On March 2nd, PSUO-SSUO Executive Committee submitted its feedback in response to the Public consultation on the University of Ottawa Executive Compensation Program. The letter is below:
In response to the University’s proposed combined salary increase of over $150,000 for its senior executives, PSUO-SSUO, on behalf of over 1,300 support staff members we represent, would like to state it is vehemently opposed to the proposals in the program.
We find it unacceptable that the University is proposing a increase in salary for its executive members at this time, when an internal policy of fiscal restraint has been put in place throughout all sectors of the University. Why is the Executive exempt from this policy?
The University’s proposal to increase the salary of 5 executive positions by over $150,000 is insulting to staff who have been suffering under increased workload and stress due to a hiring freeze. This hiring freeze is a direct result of decisions by upper management. It is completely inappropriate to financially reward the architects of this situation. Since December of 2016, every replacement of vacant job or long term absence needs to be validated centrally which results in delays in ensuring proper staffing levels of academic units. Faculties and services are ultimately meeting imposed budgetary cuts by not filling vacant positions, which is short sighted and a terrible managerial practice. To suggest large increases to executive compensation is required to remain competitive while staffing levels remain at an all-time low is shameful and will further degrade the low staff morale.
In the University’s strategic plan Destination 2020 , it identifies “student experience” as its first goal. It is indefensible to suggest increasing executive salaries by tens of thousands of dollars will in any way meet this goal. Repeated university surveys have highlighted low student satisfaction due to understaffed and under-resourced academic units. More recently, uOttawa ranked last in “student satisfaction” by Maclean’s University Rankings.
In fact, students themselves have highlighted their dissatisfaction in a recent student newspaper article and suggested the solution is to simply “increase staffing in academic offices." The salary increases proposed for these executives could equal over 3 full-time front line academic staff which would actually address the quality of the student experience on campus and go towards achieving the Destination 2020 goal.
One of the reasons for increasing compensation indicated in the proposal is the challenge when hiring bilingual executives. A high level of bilingualism is required for all PSUO-SSUO staff positions yet our compensation program does not take that into consideration. Do we not merit an increase in salary as well for this requirement?

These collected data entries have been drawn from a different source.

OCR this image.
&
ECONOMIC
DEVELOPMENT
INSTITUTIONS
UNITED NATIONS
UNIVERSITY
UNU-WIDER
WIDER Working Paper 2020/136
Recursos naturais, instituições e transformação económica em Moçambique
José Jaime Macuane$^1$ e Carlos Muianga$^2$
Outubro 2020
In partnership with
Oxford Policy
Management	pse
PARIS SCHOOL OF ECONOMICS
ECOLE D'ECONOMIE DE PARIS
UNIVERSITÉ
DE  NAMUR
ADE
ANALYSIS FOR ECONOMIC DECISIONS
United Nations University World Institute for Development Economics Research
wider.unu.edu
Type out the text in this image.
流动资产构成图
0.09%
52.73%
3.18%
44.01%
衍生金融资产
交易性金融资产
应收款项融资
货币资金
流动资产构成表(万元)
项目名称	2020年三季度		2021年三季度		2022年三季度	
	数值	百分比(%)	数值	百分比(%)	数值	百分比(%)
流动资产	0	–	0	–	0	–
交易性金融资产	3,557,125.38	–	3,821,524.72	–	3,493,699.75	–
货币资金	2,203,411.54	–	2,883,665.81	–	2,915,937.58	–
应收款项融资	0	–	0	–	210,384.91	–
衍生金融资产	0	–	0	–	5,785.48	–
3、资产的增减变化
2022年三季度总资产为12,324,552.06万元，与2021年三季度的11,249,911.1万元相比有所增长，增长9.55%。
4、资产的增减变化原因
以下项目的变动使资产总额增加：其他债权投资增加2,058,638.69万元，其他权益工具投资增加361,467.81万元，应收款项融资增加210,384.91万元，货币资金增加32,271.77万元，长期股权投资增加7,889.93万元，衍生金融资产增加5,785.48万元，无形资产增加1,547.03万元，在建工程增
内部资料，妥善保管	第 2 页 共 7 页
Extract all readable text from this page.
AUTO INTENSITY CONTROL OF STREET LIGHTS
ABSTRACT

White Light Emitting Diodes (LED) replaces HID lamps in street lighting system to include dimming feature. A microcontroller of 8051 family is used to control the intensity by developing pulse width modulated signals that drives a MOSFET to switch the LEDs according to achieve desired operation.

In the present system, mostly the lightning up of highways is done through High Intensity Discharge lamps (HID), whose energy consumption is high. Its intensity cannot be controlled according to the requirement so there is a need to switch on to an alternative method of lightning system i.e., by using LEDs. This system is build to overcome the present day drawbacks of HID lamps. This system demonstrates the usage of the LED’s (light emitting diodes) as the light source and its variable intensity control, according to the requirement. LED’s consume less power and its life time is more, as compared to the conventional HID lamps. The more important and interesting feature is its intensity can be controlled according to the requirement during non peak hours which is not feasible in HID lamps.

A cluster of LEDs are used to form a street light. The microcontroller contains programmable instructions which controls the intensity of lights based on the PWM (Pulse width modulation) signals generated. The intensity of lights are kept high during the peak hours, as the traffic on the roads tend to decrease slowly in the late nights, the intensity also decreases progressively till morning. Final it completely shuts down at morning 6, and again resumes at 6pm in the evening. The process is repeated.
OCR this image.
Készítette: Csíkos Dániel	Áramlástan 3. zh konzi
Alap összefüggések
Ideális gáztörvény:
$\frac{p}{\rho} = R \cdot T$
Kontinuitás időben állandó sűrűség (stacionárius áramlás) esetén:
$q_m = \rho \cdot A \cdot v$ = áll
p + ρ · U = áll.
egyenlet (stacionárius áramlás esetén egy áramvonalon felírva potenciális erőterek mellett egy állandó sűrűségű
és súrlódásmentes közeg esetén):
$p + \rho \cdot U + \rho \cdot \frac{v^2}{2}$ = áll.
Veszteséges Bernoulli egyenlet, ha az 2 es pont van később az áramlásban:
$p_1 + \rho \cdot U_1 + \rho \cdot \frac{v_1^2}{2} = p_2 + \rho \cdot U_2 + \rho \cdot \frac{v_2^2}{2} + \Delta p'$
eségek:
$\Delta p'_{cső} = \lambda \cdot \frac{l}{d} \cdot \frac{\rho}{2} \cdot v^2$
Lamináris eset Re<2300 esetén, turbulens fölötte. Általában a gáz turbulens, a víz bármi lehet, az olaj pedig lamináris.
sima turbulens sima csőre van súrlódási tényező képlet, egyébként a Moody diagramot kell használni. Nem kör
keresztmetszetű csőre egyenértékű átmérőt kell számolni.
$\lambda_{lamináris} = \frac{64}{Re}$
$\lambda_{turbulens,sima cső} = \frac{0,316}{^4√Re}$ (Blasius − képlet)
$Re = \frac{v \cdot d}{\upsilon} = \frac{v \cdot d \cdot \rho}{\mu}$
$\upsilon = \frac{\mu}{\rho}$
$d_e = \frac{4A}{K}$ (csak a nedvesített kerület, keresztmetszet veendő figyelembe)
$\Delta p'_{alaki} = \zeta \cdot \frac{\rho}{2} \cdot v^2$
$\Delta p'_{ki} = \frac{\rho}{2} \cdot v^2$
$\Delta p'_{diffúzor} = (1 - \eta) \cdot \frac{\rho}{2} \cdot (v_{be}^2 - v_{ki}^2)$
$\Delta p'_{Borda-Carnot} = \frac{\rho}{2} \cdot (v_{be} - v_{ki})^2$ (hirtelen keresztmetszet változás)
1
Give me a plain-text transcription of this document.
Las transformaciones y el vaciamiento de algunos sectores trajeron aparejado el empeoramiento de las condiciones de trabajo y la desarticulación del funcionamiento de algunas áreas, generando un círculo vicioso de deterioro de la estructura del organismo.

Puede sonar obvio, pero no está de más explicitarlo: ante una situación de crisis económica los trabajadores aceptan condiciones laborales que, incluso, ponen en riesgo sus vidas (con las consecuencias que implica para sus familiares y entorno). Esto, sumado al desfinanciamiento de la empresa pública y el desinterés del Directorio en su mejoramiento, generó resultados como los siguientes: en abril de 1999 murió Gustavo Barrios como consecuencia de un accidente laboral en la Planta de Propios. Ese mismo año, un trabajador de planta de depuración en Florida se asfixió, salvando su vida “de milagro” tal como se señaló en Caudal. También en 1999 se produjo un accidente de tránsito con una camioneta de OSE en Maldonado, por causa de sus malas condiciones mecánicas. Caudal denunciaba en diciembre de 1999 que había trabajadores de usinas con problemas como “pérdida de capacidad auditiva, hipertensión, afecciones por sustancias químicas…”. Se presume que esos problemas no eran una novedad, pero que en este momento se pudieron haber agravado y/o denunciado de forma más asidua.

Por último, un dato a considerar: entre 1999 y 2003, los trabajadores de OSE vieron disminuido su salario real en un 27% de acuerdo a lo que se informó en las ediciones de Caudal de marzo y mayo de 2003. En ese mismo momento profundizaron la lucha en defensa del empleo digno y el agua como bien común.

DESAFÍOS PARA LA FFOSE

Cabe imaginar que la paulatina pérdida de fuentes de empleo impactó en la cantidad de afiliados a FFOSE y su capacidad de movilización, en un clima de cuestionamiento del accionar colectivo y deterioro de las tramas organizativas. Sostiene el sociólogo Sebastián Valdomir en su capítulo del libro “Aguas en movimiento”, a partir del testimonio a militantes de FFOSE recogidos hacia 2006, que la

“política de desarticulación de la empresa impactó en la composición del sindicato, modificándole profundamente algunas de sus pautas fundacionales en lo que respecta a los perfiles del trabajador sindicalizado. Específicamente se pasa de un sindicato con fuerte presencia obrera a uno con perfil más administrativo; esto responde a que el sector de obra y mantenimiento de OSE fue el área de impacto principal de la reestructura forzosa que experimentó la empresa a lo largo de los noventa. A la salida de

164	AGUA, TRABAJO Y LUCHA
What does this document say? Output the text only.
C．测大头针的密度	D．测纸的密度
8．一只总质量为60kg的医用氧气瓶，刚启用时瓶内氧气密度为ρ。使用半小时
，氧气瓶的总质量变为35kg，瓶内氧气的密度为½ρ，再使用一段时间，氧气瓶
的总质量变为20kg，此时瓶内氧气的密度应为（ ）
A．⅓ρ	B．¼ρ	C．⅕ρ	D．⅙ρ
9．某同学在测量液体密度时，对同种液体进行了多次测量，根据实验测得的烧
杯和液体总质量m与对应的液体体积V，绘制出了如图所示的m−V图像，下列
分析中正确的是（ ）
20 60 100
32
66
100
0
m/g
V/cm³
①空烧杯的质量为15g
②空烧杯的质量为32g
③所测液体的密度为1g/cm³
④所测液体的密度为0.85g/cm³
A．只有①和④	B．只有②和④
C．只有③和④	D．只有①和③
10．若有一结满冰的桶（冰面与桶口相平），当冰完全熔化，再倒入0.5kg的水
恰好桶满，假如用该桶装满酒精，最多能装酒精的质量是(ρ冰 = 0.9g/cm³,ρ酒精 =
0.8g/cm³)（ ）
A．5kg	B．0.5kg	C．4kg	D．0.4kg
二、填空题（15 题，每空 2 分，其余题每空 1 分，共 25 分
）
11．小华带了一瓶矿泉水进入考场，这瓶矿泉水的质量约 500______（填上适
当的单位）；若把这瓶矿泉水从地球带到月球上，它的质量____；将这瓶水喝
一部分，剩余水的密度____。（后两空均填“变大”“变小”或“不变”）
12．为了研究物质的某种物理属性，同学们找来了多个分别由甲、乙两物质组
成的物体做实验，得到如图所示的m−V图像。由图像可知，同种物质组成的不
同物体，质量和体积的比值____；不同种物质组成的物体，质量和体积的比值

The university community is told time and time again there is a "structural budgetary deficit" and if that is true, then these executive compensation increases are completely contrary to this and an offence to our members. The cognitive dissonance between these two management beliefs is shockingly absurd. Low staff confidence in the University’s “Management and Leadership” was highlighted as a top priority in the 2017 Work Climate Survey. If the 5 University executives want to demonstrate leadership they can start refusing this compensation review and voluntary reduce their salary in solidarity with support staff members who are told time and time again, “to do more with less.”